Second, the 2015 deal does not address Tehran’s cooperation with North Korea. The UN Panel of Experts determined that Iran and North Korea had resumed cooperation on long-range missiles in 2020. North Korea’s weaponization program has advanced since its first nuclear test in October 2006. Pyongyang can provide lessons learned or specific techniques to help Iran’s weaponization efforts. Certainly, the renewed resourcing of the Islamic Republic as a result of sanctions relief, waivers, and new foreign investment could allow Iran to fund this cooperation from a North Korean regime that is willing to sell weapons and missile technology to the highest bidder. At a minimum, Pyongyang could provide expertise and information that allow Tehran to shorten its weaponization timeline. The work could occur in North Korea or Iran if Tehran would not allow any off site work by Iranian scientists. All of this covert activity would be hard to detect and disrupt.

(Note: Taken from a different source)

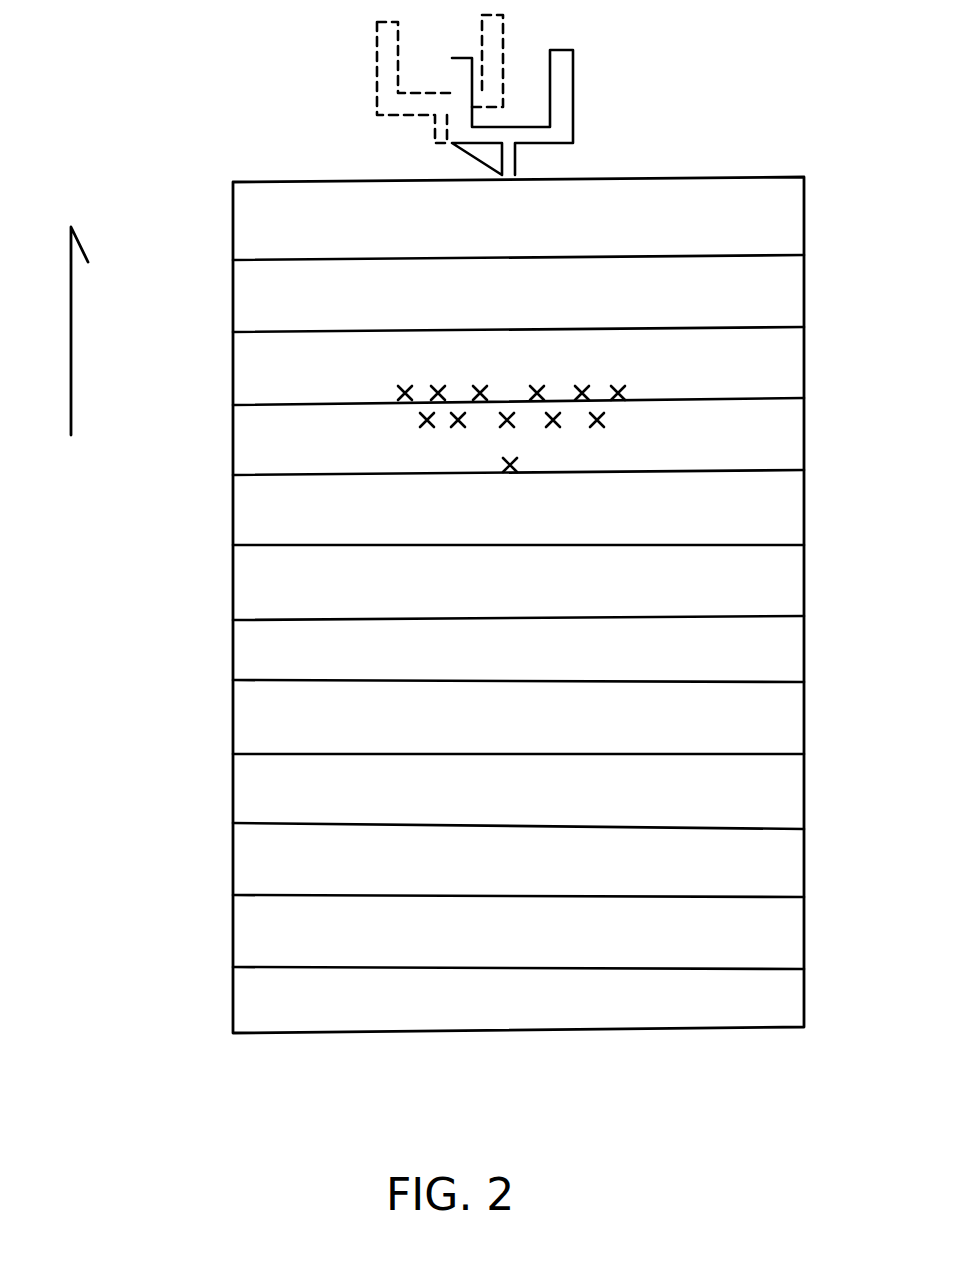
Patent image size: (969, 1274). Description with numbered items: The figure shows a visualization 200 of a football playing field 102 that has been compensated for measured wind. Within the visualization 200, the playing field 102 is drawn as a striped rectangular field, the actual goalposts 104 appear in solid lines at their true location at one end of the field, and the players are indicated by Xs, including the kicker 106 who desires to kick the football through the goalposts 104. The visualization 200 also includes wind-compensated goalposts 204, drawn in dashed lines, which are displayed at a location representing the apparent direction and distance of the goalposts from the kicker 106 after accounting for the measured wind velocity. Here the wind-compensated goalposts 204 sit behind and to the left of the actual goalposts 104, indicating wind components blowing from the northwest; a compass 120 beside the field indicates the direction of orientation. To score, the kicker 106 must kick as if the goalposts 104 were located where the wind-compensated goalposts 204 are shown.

Nuclear negotiations with North Korea have shown us that limited nuclear deals allow the proliferator the time and space to develop nuclear weapons. President Joe Biden must reject the mistakes of his predecessors and insist on a longer and stronger deal that eliminates Iran’s pathway to a nuclear weapon.
Anthony Ruggiero and Michael Rubin are, respectively, senior fellows at the Foundation for Defense of Democracies and the American Enterprise Institute.